I just finished Joseph Ellis’ new biography of George Washington. What an irritating book. Ellis embodies to me everything wrong with Establishment historiography of the Revolutionary era. His relentless skepticism toward the ideology of the American Revolution (and its succeeding era) leads him to make the strangest sort of arguments. He constantly refers to the “ideals for which the Revolutionaries claimed to be fighting,” rather than the ideals of the Revolution, for instance. This is not just scholarly detachment; in the concluding passages he claims that the idea of a natural political order was a great error, and throughout the book he constantly approaches Washington and his contemporaries with the attitude of “sure, they claimed to be fighting for such and such, but what were they really fighting for?” Washington, according to Ellis, fought not for liberty, or equality, or even property, but because he resented his purchasing agent in London. He freed his slaves, not because he believed in freedom and thought a slaveholding Revolutionary was a hypocrite, but because he disliked tobacco planting, and found slavery unprofitable.
Now, this approach would be fine, if it were a conscious thesis: if Ellis then at least addressed the claims by Washington and other revolutionaries that they were fighting for ideals. Charles Beard and other economic historians embraced the Marxist view that ideals are invented to cover economic interests, and presented that argument unapologetically. But Ellis just ignores the ideological claims of the Revolutionaries. For him, their ideas are practically irrelevant. In the end of the book, when he discusses Washington’s approach to slavery, he does acknowledge that Washington found the institution morally revolting—but never explains why Washington thought that, certainly not to the extent that he delves into Washington’s economic reasons for hating slavery. Ellis says Washington always combined interest with vision. But he tells us all about the interest and never tells us about the vision.
Now, the reason the book is not terrible is that of all the founders, this approach is most plausibly suited to Washington.

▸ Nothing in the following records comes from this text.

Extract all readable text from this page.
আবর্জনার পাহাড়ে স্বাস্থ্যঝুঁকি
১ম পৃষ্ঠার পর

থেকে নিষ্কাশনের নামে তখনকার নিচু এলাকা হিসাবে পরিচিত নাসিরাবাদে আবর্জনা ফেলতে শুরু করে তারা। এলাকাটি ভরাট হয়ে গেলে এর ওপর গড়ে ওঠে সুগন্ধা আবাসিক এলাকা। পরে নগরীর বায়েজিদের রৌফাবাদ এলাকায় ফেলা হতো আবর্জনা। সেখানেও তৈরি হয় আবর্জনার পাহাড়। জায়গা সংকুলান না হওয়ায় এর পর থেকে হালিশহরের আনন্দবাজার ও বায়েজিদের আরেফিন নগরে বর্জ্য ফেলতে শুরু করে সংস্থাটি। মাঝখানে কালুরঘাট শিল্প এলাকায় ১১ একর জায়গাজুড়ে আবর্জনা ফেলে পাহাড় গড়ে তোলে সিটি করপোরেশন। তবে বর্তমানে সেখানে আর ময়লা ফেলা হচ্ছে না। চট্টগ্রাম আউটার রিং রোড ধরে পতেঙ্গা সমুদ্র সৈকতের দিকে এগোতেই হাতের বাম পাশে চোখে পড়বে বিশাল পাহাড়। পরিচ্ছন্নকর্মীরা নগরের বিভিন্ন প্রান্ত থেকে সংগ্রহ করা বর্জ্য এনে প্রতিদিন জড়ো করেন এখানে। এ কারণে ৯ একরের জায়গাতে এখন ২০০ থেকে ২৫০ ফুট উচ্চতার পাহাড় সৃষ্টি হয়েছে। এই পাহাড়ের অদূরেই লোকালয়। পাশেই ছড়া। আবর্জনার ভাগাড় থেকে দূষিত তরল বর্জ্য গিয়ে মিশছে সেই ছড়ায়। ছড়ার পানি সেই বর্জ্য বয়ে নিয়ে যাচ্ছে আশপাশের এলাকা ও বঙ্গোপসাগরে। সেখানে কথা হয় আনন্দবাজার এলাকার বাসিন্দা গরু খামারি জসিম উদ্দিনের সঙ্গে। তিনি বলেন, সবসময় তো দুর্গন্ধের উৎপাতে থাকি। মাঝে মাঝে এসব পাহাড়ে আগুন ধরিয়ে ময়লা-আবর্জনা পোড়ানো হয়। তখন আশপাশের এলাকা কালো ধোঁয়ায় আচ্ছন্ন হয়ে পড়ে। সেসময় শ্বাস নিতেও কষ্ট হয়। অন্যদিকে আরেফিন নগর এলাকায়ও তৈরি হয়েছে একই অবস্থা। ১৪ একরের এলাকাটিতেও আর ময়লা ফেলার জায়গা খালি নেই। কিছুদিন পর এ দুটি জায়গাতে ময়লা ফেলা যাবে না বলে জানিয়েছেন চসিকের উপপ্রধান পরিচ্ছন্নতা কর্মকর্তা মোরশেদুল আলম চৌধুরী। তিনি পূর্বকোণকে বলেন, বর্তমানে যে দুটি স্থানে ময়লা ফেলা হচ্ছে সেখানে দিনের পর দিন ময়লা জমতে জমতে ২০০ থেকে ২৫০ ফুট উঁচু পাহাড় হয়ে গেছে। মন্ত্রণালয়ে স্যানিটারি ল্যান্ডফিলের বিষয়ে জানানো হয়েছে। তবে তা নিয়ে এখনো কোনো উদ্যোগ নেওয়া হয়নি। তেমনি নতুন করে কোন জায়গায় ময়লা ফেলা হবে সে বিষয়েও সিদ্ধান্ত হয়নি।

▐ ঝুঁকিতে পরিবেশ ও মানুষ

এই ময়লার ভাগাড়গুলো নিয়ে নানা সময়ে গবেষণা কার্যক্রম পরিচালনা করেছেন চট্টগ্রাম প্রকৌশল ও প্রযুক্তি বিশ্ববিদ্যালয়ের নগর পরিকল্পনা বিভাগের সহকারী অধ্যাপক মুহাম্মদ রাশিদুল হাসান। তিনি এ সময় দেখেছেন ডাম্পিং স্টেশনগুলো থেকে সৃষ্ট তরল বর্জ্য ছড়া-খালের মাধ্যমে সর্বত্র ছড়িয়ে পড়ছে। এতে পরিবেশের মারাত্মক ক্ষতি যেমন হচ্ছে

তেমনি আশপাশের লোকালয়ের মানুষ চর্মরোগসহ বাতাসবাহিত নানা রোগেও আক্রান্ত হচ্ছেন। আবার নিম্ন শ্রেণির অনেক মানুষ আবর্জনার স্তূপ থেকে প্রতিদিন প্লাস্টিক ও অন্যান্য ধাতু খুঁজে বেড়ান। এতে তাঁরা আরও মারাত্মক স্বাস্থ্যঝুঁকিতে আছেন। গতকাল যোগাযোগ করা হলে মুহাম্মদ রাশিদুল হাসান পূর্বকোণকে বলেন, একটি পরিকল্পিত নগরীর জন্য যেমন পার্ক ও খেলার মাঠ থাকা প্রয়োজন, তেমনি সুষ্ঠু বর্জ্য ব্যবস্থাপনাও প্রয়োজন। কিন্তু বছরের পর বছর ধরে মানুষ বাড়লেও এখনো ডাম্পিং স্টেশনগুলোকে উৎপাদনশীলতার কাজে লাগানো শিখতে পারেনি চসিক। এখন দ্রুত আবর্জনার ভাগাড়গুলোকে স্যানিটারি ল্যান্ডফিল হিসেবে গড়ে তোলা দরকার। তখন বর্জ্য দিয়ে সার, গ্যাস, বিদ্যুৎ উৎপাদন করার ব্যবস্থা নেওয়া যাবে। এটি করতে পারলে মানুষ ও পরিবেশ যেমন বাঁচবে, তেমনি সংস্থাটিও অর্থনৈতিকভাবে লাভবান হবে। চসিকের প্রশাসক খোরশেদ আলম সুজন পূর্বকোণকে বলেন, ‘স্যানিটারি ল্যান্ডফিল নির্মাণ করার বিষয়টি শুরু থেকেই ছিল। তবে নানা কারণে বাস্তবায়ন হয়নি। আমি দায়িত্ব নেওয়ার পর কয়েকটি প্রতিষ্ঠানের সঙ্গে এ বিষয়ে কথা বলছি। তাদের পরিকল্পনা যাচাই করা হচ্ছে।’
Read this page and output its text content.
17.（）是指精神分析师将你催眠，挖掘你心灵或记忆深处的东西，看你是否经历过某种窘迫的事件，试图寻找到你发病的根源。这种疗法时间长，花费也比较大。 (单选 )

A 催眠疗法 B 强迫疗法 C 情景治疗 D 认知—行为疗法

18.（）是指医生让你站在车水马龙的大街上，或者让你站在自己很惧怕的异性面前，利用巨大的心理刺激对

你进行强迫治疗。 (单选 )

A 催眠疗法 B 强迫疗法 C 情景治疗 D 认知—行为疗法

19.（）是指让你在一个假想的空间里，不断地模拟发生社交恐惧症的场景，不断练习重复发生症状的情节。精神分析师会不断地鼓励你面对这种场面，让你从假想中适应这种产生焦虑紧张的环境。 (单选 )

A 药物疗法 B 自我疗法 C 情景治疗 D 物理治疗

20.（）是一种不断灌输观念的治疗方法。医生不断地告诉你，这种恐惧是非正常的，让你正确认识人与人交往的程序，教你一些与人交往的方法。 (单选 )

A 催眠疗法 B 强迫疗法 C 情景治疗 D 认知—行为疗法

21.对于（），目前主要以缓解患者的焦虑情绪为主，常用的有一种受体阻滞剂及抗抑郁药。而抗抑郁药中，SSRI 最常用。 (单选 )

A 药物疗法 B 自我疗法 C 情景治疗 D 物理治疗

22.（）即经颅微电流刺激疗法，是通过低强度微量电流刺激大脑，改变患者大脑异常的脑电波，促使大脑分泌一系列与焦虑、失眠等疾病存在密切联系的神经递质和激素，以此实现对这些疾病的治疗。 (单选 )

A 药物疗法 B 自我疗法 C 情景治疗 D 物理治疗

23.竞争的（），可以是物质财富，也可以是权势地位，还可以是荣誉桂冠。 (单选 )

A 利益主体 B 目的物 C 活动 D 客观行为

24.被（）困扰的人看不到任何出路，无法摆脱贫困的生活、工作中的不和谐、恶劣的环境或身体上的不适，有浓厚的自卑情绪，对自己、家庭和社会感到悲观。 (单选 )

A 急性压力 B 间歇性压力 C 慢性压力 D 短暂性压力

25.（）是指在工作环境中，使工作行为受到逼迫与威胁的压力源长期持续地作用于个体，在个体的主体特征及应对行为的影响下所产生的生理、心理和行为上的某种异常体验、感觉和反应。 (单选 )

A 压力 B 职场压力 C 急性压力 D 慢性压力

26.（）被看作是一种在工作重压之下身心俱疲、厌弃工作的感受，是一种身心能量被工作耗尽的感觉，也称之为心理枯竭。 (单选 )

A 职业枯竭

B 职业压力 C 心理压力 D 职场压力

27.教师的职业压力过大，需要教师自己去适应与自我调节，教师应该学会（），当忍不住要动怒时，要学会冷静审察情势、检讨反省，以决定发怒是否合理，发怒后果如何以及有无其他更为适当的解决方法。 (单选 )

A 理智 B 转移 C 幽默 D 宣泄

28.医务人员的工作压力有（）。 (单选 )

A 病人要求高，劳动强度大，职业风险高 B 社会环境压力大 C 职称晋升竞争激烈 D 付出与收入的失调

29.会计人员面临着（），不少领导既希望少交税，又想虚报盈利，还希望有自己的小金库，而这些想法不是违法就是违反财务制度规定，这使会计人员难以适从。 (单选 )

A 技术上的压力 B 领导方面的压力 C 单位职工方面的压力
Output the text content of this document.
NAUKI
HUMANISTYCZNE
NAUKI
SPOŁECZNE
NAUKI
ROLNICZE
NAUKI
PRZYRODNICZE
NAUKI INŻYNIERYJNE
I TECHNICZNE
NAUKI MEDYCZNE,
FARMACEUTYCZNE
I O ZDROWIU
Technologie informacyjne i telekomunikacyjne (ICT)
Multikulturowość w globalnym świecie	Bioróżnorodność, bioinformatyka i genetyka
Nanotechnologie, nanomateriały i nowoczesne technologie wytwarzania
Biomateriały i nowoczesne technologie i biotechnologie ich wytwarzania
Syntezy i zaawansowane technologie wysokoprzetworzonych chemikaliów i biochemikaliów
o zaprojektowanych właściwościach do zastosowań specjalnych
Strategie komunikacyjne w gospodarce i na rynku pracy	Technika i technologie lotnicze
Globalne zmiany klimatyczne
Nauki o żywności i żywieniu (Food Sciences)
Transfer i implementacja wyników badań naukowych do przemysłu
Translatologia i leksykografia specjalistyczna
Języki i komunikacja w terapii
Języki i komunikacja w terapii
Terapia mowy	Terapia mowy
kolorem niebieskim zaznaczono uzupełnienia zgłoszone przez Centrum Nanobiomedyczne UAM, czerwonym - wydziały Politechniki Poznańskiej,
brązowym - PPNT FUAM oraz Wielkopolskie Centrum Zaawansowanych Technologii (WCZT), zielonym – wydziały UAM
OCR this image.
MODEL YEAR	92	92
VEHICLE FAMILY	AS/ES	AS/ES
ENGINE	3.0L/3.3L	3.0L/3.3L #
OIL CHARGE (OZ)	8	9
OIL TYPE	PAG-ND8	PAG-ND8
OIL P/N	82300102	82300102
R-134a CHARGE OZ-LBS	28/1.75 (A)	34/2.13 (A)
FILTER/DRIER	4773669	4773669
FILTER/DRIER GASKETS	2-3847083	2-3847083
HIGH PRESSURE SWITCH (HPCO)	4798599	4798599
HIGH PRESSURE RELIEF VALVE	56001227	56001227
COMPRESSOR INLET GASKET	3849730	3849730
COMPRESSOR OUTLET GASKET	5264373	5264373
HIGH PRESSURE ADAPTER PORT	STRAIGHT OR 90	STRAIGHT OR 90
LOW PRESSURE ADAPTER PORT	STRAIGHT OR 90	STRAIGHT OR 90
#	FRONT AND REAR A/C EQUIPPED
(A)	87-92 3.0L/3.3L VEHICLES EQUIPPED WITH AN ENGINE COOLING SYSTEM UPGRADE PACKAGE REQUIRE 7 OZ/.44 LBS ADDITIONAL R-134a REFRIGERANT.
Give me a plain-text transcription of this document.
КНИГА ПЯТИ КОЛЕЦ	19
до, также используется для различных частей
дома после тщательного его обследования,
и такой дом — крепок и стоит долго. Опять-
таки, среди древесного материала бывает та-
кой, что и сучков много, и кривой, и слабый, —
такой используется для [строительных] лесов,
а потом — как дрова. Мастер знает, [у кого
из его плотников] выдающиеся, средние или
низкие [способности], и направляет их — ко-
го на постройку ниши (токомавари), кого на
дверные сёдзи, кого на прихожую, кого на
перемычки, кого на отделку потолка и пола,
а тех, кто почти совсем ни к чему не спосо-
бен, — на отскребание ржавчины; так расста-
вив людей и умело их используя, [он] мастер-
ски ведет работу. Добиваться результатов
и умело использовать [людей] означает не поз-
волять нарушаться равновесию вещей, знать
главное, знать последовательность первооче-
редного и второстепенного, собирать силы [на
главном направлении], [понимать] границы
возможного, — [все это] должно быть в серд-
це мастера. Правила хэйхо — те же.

He did seem uncomfortable with principles, like equality, for which he fought. He was not a scholar, he did not go to college, he wrote little on political theory that was not platitudinous. Ellis is obsessed with the word “elemental,” which seems to appear hundreds of times in the book. This is because Ellis’ Washington fights the British out of his own personal motives more than his political ideology. This is surely an exaggeration, but if it contains truth, it is more likely true of Washington than of Jefferson or Adams or the others. Moreover, Washington’s later life shows that he was at least sometimes led more by motives of personal loyalty and resentment than by political or philosophical considerations, as Ellis shows.
Yet at the same time that he shows this, Ellis repeatedly condemns Jefferson and Madison for believing that Washington was being manipulated by Hamilton and others during his Presidency, or being led by his heart. He ridicules them by saying that they were making themselves believe that Washington was senile, which, again, is an exaggeration. I don’t know that they ever referred to Washington as actually senile—they simply believed he was unsophisticated, and did not understand the political and philosophical issues well enough to resist Hamilton’s powerful personality and motives, in addition to the memories of the Revolution. So, which is it, Prof. Ellis? Was Washington a strong, independent political thinker who took ideology seriously and fought for the ideals of the Declaration and had serious reasons for joining with Hamilton’s schemes—or did he fight for personal motives because he was “elemental” and passionate? I don’t think you can seriously have it both ways.